In [None]:
import numpy as np
from datetime import datetime

from helpers import pre_processing_wlan_utils as preprocess_utils
from helpers import classifier_wlan_spectral_utils as classifier_utils
from helpers import tr_models as tr_models

In [None]:
#Set which task you want to solve. This value will be used to select the right labels for the loaded dataset.
#The labels of the dataset are for the following tasks: 'phy' (L1 Technology identification), 'frames' (L2 frame characterization), 'app-type' (L7 App characterization), or 'app' (L7 App identification). 
#The results of the paper are for the three last tasks.
task = 'app-type'
label = preprocess_utils.label_index[task]
num_classes = preprocess_utils.num_classes[task]
labels_string = preprocess_utils.labels_string[task]
print("Label id: ", label)
print("Num classes in that label: ", num_classes)
print("Labels: ", labels_string)

In [None]:
#This dataset does not contain the unknown label class (L2 frames that were generated with an unknown app), so lets remove that label.
if (task == 'app') or (task == 'app-type'):
    num_classes = num_classes-1
    labels_string = labels_string[0:num_classes]
    print("Label id: ", label)
    print("Num classes in that label: ", num_classes)
    print("Labels: ", labels_string)

In [None]:
#Set lenght of the sequences
seq_length = 3000

#Set type of padding. 
padding = 'post'

#Set path to dataset folder. All the files from the dataset can be downloaded from https://zenodo.org/record/5208201
dataset_folder = '../../dataset/waveforms/'

#Set name of dataset file. In this case we are using once of the balanced dataset (filename_balanced.mat)
dataset_filename = 'waveforms_2G_n_SNR_'+task+'_balanced.mat'

In [None]:
#Get X and Y without padding/truncation nor scaling.

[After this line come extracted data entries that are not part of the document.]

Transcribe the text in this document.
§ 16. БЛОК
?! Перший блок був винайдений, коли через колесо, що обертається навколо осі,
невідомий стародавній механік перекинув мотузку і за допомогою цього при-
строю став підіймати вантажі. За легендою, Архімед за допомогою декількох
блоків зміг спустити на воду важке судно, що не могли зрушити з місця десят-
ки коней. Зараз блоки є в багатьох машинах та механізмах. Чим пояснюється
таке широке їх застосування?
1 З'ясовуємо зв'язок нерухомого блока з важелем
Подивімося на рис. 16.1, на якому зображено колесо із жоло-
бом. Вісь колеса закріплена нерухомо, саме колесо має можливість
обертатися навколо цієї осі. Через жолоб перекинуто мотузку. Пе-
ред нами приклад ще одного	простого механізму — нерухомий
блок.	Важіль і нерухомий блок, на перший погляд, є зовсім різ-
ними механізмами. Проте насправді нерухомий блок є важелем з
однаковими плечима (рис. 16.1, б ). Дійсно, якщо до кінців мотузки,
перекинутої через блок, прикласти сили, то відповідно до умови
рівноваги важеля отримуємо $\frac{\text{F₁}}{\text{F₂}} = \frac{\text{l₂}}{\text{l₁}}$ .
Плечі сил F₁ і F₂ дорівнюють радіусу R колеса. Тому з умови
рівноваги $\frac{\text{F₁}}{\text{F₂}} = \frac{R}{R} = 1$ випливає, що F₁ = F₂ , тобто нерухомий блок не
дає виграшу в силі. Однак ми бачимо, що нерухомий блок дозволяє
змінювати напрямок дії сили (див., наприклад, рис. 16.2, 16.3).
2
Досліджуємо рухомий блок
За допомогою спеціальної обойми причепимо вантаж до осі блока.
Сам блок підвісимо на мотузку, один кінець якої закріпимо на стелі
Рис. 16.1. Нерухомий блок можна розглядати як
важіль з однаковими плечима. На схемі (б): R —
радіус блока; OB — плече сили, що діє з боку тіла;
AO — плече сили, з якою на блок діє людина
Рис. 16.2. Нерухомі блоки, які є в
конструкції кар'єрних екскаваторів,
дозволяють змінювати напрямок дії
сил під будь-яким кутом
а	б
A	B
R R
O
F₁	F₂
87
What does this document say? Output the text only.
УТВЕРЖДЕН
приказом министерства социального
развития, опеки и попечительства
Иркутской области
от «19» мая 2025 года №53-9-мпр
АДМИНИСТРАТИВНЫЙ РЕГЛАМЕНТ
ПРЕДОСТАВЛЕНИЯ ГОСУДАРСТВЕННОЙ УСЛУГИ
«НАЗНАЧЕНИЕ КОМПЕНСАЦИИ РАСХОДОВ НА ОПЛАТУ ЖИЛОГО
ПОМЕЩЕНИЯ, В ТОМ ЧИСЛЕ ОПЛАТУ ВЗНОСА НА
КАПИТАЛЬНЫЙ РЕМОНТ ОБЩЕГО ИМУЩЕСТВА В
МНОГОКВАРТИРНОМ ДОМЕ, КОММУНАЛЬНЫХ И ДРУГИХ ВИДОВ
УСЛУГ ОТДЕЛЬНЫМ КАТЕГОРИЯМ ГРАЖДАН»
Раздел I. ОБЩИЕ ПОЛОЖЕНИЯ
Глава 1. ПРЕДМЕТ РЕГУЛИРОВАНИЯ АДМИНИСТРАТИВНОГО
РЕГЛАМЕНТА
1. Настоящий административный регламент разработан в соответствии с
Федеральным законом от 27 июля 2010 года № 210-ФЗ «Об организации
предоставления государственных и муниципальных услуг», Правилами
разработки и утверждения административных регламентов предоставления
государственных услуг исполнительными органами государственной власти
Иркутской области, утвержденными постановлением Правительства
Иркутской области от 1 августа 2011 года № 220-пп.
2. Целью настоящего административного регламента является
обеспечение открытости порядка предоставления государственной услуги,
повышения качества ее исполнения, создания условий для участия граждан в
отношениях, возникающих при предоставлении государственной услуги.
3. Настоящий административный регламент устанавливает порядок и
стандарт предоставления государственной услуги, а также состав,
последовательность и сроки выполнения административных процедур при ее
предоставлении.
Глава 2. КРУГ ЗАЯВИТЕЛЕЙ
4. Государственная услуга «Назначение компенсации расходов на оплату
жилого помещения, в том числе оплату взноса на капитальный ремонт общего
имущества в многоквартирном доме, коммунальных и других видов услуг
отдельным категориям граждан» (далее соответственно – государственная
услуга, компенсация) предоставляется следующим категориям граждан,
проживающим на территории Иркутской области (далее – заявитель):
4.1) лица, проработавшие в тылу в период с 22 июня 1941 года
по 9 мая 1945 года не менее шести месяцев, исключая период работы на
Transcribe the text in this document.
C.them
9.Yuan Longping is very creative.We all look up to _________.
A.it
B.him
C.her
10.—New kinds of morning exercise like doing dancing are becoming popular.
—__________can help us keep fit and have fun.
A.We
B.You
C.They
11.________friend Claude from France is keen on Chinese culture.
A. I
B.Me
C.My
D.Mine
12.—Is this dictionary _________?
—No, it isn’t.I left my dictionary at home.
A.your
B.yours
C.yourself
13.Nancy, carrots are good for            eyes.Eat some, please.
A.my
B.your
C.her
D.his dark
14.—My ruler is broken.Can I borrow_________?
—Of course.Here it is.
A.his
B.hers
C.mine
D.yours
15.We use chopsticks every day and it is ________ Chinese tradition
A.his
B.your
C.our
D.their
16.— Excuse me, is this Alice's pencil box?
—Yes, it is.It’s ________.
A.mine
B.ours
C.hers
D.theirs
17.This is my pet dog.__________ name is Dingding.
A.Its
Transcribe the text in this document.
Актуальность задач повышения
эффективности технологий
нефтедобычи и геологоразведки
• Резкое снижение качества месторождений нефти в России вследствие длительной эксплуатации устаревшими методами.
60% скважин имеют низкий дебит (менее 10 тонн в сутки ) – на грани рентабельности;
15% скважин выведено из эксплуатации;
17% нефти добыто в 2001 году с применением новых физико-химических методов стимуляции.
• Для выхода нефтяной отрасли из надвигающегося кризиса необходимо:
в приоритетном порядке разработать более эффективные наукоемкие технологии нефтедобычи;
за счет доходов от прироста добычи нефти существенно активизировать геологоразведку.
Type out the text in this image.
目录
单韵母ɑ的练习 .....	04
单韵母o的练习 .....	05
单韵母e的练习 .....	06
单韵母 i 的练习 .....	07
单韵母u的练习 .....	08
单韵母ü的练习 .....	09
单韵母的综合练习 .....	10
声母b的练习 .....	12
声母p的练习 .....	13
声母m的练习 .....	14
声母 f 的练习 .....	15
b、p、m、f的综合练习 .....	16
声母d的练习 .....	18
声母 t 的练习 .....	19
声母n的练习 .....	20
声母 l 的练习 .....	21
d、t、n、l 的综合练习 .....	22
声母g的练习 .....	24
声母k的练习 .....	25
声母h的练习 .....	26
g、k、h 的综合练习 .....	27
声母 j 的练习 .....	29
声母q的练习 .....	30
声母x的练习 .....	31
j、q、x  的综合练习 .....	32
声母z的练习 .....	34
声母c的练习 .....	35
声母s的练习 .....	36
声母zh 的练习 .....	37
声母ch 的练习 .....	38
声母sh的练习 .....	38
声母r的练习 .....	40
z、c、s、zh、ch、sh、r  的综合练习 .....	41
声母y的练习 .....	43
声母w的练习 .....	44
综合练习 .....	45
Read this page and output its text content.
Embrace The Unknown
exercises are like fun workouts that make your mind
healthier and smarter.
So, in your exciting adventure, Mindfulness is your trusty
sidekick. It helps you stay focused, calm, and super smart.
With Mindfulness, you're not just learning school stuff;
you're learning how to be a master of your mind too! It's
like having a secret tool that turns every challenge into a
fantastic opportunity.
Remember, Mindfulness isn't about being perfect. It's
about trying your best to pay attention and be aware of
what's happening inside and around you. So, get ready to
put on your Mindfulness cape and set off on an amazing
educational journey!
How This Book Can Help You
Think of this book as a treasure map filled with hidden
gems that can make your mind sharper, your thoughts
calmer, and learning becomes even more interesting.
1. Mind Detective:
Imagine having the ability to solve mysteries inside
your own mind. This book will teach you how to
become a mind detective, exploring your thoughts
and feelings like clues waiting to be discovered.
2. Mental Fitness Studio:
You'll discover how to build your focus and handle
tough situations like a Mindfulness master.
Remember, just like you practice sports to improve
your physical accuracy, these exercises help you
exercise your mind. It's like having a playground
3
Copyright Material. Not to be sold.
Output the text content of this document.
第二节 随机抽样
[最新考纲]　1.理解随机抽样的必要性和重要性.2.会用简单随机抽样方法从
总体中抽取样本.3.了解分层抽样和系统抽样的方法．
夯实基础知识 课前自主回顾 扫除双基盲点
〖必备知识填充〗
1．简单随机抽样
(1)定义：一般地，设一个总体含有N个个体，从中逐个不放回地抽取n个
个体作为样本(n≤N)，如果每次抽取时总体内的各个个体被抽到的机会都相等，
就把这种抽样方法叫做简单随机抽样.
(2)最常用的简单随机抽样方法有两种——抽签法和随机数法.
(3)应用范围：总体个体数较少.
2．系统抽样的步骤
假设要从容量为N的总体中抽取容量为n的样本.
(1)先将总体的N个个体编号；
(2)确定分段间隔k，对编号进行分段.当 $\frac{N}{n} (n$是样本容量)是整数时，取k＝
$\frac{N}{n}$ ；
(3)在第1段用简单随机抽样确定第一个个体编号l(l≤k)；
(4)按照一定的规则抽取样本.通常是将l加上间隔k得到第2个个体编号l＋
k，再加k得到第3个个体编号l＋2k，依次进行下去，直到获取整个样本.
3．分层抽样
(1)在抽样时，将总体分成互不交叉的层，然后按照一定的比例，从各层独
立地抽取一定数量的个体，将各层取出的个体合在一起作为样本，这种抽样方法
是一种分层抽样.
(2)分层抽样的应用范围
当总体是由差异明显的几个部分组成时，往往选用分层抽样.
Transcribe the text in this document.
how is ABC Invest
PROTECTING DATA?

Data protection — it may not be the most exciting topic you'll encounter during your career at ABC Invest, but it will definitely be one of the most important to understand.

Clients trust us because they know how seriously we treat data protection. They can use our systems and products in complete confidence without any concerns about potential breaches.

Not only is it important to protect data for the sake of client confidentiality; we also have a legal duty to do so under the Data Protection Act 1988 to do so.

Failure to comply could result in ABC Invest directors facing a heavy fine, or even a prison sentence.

The function get_raw_xy_spectrum returns the L1 packets (IQ samples) and all the labels associated to them. 
Xraw, Yraw = classifier_utils.get_raw_xy_spectrum(dataset_folder,dataset_filename)

In [None]:
#Let's pad/truncate the L1 packets to a given lenght.
print("Padding/Truncating sequence to a length of ",str(seq_length))
X = classifier_utils.pad_or_trunc_x_and_scale(Xraw, seq_length, padding, scale=False)

In [None]:
#Lets select the labels of the classification task and generate the one-shot labels 
print("Generate one-shot labels")
Y = classifier_utils.get_one_hot_labels(Yraw, num_classes, label)

In [None]:
#Set a seed for pseudo random generator for splitting the dataset
seed = 42
print("Performing data splitting")
X_train, X_val, X_test, Y_train, Y_val, Y_test = classifier_utils.get_xy_4_training(X,Y,seed)
print(X_train.shape,X_val.shape, X_test.shape)

In [None]:
#Let's select the pre-configured model we want to load. You can choose between CNN and RNN. The hyperparameters will be selected based on a combination between 
#model type and task. The model type is also used to pre-process the shape of the input data, which is different for the CNN and the RNN. 
model_type = 'CNN'

In [None]:
#Adapt the shape of the dataset to match the model type.
print('Starting data preparation and training for model ', model_type)
X_train, X_val, X_test = classifier_utils.reshape_for_model(model_type, X_train, X_val, X_test)
print(X_train.shape,X_val.shape, X_test.shape)

In [None]:
#Lets generate a string to use as prefix to name some output files such as the model (hd5) and the confusion matrix (pdf)
now = datetime.now()
datenow = now.strftime('%d%m%y%H%M%S')
prefix_time = str(datenow)
prefix_filenames = prefix_time+'_TC_Spectrum_model_'+model_type+'_input_length_'+str(seq_length)+'_num_classes_'+str(num_classes)+'_task_'+task

In [None]:
#Now time for create the model and train it. 
#The expected accuracy with an input size of 3K samples with a CNN are: task 'frame'  ~99%, task 'app-type' ~97%, task 'app' ~90.44% 
result, model = classifier_utils.create_and_train_model_tc_spectrum(model_type, task, seq_length, num_classes, prefix_filenames, X_train, Y_train, X_val, Y_val, X_test, Y_test)

In [None]:
print("Model loss in training: ", result['Training'][0])
print("Model accuracy in training: ", result['Training'][1])
print("Model loss in validation: ", result['Validation'][0])
print("Model accuracy in validation: ", result['Validation'][1])
print("Model loss in test: ", result['Test'][0])
print("Model accuracy in test: ", result['Test'][1])

In [None]:
print("The inference time on training dataset is", result['prediction_time_training']['time_pred'], '. It was computed using', result['prediction_time_training']['n_samples'],'samples with an average inference time per sample of', result['prediction_time_training']['t_sample'])
print("The inference time on test dataset is", result['prediction_time_testing']['time_pred'], '. It was computed using', result['prediction_time_testing']['n_samples'],'samples with an average inference time per sample of', result['prediction_time_testing']['t_sample'])

In [None]:
#The output dictionary with the results from the model training also contains other results/metrics that you can access such as the confusion matrix, precision, recall, fscore, and support.
print(result.keys())

In [None]:
#Let's export the results in json format
classifier_utils.save_results_to_json(prefix_filenames, result)

In [None]:
#We also defined a function to compute and store the confusion matix in a pdf file.
classifier_utils.compute_and_save_conf_matrix(model, X_test, Y_test, labels_string, cm_dir = './', filename_prefix = prefix_filenames)